COMPOSITION DE LA COUR LORS DU DÉLIBÉRÉ :
M. Yves ROUQUETTE-DUGARET, Président
Madame Evelyne MARTIN, Conseillère
Mme Catherine REYTER LEVIS, Conseillère
GREFFIER :
Monsieur Julian LAUNAY-BESTOSO, Greffier lors des débats et Madame Delphine OLLMANN, Greffière lors du prononcé de la décision.
DÉBATS :
A l’audience publique du 19 Mars 2025, où l’affaire a été mise en délibéré au 06 Mai 2025.

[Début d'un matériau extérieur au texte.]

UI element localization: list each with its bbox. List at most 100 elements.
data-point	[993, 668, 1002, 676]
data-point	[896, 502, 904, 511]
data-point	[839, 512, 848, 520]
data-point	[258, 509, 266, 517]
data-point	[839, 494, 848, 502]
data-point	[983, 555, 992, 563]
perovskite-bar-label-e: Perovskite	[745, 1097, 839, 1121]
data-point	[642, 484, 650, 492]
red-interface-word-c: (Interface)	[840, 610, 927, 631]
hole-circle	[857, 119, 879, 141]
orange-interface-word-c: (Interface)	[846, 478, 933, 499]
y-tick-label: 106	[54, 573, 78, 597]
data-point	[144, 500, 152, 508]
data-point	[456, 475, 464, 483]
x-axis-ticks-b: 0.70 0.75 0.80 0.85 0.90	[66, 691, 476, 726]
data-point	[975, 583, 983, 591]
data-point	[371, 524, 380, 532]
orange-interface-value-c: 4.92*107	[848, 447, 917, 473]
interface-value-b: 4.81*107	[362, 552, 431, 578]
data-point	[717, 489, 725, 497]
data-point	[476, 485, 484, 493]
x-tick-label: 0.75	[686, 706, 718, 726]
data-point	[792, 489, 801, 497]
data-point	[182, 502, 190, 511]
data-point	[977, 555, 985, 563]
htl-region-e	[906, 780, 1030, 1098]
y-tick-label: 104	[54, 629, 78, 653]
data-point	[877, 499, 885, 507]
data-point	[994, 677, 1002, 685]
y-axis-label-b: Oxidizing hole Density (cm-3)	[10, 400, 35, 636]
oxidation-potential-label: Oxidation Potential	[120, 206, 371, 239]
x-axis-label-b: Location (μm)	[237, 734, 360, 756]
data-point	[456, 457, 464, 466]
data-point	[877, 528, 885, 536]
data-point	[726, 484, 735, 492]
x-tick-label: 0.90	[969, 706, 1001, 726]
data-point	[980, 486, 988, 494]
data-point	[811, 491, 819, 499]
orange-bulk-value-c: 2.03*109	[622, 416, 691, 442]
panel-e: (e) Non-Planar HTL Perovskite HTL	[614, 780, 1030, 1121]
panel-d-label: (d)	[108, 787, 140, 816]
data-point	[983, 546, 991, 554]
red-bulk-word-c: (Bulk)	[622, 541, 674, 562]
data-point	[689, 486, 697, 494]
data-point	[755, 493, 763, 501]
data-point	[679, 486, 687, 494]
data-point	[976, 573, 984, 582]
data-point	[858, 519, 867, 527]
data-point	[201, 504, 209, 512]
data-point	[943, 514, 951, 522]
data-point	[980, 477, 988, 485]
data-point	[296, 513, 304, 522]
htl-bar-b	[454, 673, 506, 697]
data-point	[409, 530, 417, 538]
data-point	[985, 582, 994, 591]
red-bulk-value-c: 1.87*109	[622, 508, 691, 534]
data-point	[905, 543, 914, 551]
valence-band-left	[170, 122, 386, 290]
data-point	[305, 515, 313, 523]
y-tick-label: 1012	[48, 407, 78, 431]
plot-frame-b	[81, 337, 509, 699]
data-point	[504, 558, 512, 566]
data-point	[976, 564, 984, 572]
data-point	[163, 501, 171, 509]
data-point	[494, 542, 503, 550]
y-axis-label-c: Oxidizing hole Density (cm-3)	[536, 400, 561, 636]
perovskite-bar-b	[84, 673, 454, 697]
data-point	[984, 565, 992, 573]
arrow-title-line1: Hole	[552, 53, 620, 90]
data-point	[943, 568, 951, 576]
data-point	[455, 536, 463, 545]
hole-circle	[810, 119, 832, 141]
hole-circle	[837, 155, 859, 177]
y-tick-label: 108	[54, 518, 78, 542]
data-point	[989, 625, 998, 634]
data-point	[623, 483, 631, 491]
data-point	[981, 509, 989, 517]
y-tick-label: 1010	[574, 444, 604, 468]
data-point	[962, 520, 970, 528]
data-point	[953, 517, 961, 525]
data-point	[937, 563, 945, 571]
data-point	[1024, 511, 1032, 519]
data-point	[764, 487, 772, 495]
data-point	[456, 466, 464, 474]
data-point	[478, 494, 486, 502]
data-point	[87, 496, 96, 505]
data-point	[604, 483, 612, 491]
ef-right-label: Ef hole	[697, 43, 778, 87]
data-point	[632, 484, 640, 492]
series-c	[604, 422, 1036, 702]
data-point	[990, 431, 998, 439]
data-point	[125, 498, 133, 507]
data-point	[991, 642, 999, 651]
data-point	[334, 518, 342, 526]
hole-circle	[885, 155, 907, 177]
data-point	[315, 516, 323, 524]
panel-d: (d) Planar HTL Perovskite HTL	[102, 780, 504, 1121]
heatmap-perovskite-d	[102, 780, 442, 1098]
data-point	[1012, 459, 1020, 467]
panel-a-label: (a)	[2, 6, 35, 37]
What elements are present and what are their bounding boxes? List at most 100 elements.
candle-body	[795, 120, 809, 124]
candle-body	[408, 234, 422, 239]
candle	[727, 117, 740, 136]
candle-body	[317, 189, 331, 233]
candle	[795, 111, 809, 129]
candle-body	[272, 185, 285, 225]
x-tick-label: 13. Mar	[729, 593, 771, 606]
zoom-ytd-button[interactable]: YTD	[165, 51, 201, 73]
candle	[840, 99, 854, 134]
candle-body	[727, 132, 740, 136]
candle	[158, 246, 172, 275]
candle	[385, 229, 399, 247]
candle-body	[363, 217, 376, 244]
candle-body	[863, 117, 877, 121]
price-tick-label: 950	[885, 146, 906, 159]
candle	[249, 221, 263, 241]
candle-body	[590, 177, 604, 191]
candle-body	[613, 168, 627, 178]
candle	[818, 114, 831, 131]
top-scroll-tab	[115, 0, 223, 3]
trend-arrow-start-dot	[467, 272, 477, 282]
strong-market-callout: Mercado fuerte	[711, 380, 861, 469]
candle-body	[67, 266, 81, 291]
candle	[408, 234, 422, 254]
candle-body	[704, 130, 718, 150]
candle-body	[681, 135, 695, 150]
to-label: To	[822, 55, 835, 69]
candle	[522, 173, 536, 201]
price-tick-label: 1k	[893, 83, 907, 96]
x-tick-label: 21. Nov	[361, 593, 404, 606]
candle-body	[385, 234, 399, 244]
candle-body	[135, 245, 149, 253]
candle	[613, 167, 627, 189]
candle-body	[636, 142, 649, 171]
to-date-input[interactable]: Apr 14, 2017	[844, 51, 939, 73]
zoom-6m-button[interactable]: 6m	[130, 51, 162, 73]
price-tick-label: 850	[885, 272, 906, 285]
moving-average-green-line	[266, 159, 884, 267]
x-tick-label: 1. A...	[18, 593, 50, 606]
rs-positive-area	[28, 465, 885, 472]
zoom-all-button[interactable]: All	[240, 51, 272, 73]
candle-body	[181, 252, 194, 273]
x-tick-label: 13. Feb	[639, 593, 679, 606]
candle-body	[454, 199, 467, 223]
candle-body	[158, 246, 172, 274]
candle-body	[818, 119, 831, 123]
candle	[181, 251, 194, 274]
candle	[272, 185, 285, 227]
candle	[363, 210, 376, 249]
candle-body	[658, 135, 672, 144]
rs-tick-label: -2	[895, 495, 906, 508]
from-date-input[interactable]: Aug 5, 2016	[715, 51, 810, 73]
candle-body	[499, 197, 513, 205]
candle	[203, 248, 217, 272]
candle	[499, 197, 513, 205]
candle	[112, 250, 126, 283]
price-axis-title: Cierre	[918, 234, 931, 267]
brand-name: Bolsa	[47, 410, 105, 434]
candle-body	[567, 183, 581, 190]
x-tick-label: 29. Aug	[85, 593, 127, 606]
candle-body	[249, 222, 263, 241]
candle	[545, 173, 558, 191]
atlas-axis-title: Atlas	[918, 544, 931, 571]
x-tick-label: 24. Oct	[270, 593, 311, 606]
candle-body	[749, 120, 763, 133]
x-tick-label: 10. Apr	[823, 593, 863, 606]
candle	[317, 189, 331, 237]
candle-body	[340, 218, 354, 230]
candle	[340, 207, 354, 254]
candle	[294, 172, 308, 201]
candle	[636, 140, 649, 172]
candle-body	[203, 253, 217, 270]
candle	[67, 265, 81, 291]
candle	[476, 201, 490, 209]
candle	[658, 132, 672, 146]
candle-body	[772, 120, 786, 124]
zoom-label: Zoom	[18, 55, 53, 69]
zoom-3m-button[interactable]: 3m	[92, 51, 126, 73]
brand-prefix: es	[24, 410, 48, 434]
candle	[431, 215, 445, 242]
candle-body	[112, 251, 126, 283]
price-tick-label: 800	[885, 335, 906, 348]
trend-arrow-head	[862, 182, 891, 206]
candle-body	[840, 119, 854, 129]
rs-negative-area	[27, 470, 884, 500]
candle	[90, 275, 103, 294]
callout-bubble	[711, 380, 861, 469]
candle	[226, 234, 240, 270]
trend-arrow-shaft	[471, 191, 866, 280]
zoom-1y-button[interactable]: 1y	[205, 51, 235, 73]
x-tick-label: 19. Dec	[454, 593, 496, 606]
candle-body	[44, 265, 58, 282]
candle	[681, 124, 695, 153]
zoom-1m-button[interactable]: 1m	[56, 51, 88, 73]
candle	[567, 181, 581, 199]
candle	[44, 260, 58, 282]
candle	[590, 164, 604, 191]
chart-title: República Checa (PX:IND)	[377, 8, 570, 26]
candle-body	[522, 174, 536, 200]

Les parties ont été avisées que l’arrêt sera prononcé par sa mise à disposition au greffe de la cour d’appel.
APPELANTS :
Madame [A] [Y] veuve [J]
née le 22 Avril 1957 à [Localité 12]
[Adresse 17]
[Localité 18]
Représentée par Me Julie ANDREU de la SELARL TEISSONNIERE TOPALOFF LAFFORGUE ANDREU ASSOCIES, avocat au barreau de MARSEILLE substitué par Me TIZOT Florent
Madame [I] [J] épouse [O]
née le 28 Décembre 1977 à [Localité 18]
[Adresse 15]
[Localité 4]
Représentée par Me Julie ANDREU de la SELARL TEISSONNIERE TOPALOFF LAFFORGUE ANDREU ASSOCIES, avocat au barreau de MARSEILLE substitué par Me TIZOT Florent
Monsieur [R] [O]
né le 25 Mai 2005 à [Localité 12]
[Adresse 15]
[Localité 4]
Représenté par Me Julie ANDREU de la SELARL TEISSONNIERE TOPALOFF LAFFORGUE ANDREU ASSOCIES, avocat au barreau de MARSEILLE substitué par Me TIZOT Florent
Rep légal : Mme [I] [O] (Parent)
Madame [V] [O]
née le 28 Mai 2008 à [Localité 12]
[Adresse 15]
[Localité 4]
Représentée par Me Julie ANDREU de la SELARL TEISSONNIERE TOPALOFF LAFFORGUE ANDREU ASSOCIES, avocat au barreau de MARSEILLE substitué par Me TIZOT Florent
Rep légal : Mme [I] [O] (Parent)
INTIMÉES :
S.A.S. [11]
[Adresse 1]
[Localité 7]
Représentée par Me Denis PELLETIER, avocat au barreau de PARIS
CPAM DU GARD
Département des Affaires Juridiques
[Adresse 2]
[Localité 5]
dispensée de comparaître à l’audience
S.A.S. [10]
[Adresse 3]
[Localité 6]
Représentée par Me Denis MARTINEZ, avocat au barreau de MARSEILLE
ARRÊT :
Arrêt contradictoire, prononcé publiquement et signé par M. Yves ROUQUETTE-DUGARET, Président, le 06 Mai 2025, par mise à disposition au greffe de la cour.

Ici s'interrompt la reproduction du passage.